Vecchio regime dei minimi fino al 30 gennaio 2015

Come sempre accade in Italia, sulle questioni tributarie e fiscali si fanno sempre dei grandi polveroni. Non sfugge a questa regola neppure la telenovela sul nuovo regime dei minimi.

Il passaggio a una tassazione agevolata triplicata al 15% dal vecchio 5% ha spinto il ministro del Lavoro Poletti a gettare acqua sul fuoco, anziché benzina: “Sugli aspetti fiscali del nuovo regime dei minimi – ha detto – sarà il ministero dell’Economia a predisporre opportune modifiche, mentre per gli aspetti previdenziali confermo e mi impegno ad adottare i necessari interventi. Posso anticipare la mia intenzione di incontrare le associazioni e le figure professionali interessate da questo provvedimento nei prossimi giorni per superare i profili critici”.

E, dopo che il premier Renzi ha parlato di “clamoroso autogol”, ecco la possibilità di rientrare nel vecchio regime dei minimi entro il 30 gennaio 2015 a patto che, assicura l’Agenzia delle Entrate, si posseggano i requisiti soggettivi e oggettivi, si chieda di potersi avvalere del regime agevolato previsto dal dl n.98/2011 abrogato dalla Legge di Stabilità 2015 (art.1, comma 85, lettera b, legge n. 190/ 2014) e si dichiari come data di inizio attività il 31 dicembre 2014.

Infatti la legge consente di rientrare nel vecchio regime dei minimi in quanto prevede 30 giorni di tempo per i soggetti che intraprendono l’esercizio di un’impresa per darne comunicazione all’Agenzia delle Entrate. Si tratta dell’art. 35 del dpr n. 633/1972, che lascia così una scappatoia grazie alla quale evitare il nuovo regime dei minimi per le attività avviate il 31 dicembre 2014. 

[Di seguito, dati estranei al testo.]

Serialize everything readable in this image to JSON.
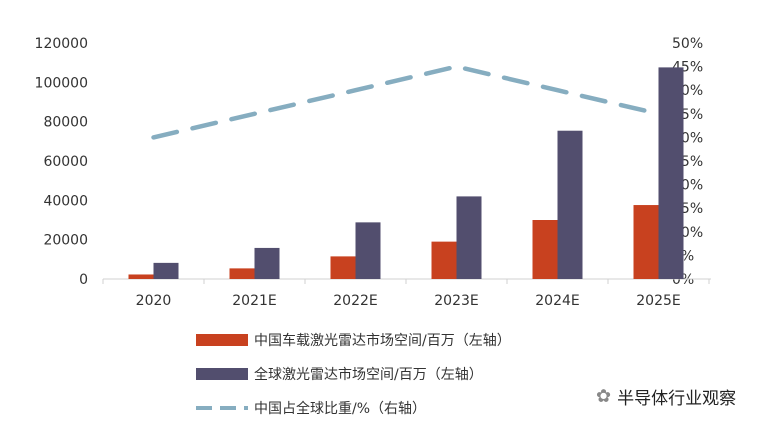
{
  "chart_data": {
    "type": "bar",
    "categories": [
      "2020",
      "2021E",
      "2022E",
      "2023E",
      "2024E",
      "2025E"
    ],
    "series": [
      {
        "name": "中国车载激光雷达市场空间/百万（左轴）",
        "type": "bar",
        "axis": "left",
        "color": "#c8411f",
        "values": [
          2300,
          5400,
          11500,
          19000,
          30000,
          37600
        ]
      },
      {
        "name": "全球激光雷达市场空间/百万（左轴）",
        "type": "bar",
        "axis": "left",
        "color": "#524e6e",
        "values": [
          8200,
          15800,
          28800,
          42000,
          75400,
          107600
        ]
      },
      {
        "name": "中国占全球比重/%（右轴）",
        "type": "line",
        "axis": "right",
        "color": "#86adc0",
        "values": [
          30,
          35,
          40,
          45,
          40,
          35
        ]
      }
    ],
    "left_axis": {
      "ylim": [
        0,
        120000
      ],
      "ticks": [
        "0",
        "20000",
        "40000",
        "60000",
        "80000",
        "100000",
        "120000"
      ]
    },
    "right_axis": {
      "ylim": [
        0,
        50
      ],
      "ticks": [
        "0%",
        "5%",
        "10%",
        "15%",
        "20%",
        "25%",
        "30%",
        "35%",
        "40%",
        "45%",
        "50%"
      ]
    },
    "legend_placement": "bottom"
  },
  "watermark": "半导体行业观察"
}
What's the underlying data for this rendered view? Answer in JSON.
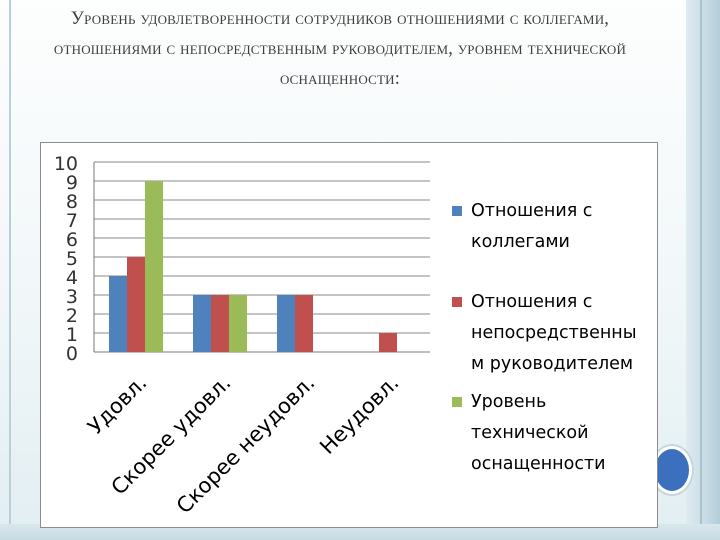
{
  "slide": {
    "title": "Уровень удовлетворенности сотрудников отношениями с коллегами, отношениями с непосредственным руководителем, уровнем технической оснащенности:"
  },
  "colors": {
    "series_1": "#4f81bd",
    "series_2": "#c0504d",
    "series_3": "#9bbb59",
    "accent_circle": "#3c6fbd"
  },
  "chart_data": {
    "type": "bar",
    "categories": [
      "Удовл.",
      "Скорее удовл.",
      "Скорее неудовл.",
      "Неудовл."
    ],
    "series": [
      {
        "name": "Отношения с коллегами",
        "values": [
          4,
          3,
          3,
          0
        ]
      },
      {
        "name": "Отношения с непосредственным руководителем",
        "values": [
          5,
          3,
          3,
          1
        ]
      },
      {
        "name": "Уровень технической оснащенности",
        "values": [
          9,
          3,
          0,
          0
        ]
      }
    ],
    "y_ticks": [
      "0",
      "1",
      "2",
      "3",
      "4",
      "5",
      "6",
      "7",
      "8",
      "9",
      "10"
    ],
    "ylim": [
      0,
      10
    ],
    "grid": true,
    "legend_position": "right"
  },
  "legend": {
    "items": [
      {
        "lines": [
          "Отношения с",
          "коллегами"
        ]
      },
      {
        "lines": [
          "Отношения с",
          "непосредственны",
          "м руководителем"
        ]
      },
      {
        "lines": [
          "Уровень",
          "технической",
          "оснащенности"
        ]
      }
    ]
  }
}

Quello che tutto il mondo professionale si aspetta è però una revisione delle aliquote dei professionisti iscritti nella gestione separata che per il 2015 hanno subito l’impennata vergognosa; se non all’aliquota del vecchio regime dei minimi, al massimo a un 10%. Magari già negli emendamenti che saranno presentati al decreto Milleproroghe, in occasione del quale il sottosegretario all’Economia Enrico Zanetti (che già si era battuto per lasciare le vecchie aliquote) ha proposto la proroga del vecchio regime dei minimi anche per il 2015.

 

Quello che è certo è che sul nuovo regime dei minimi si è consumata una delle figure peggiori di un esecutivo che, al netto delle enormi difficoltà nelle quali si è trovato a operare, non ha sempre brillato per lungimiranza nei confronti dei professionisti.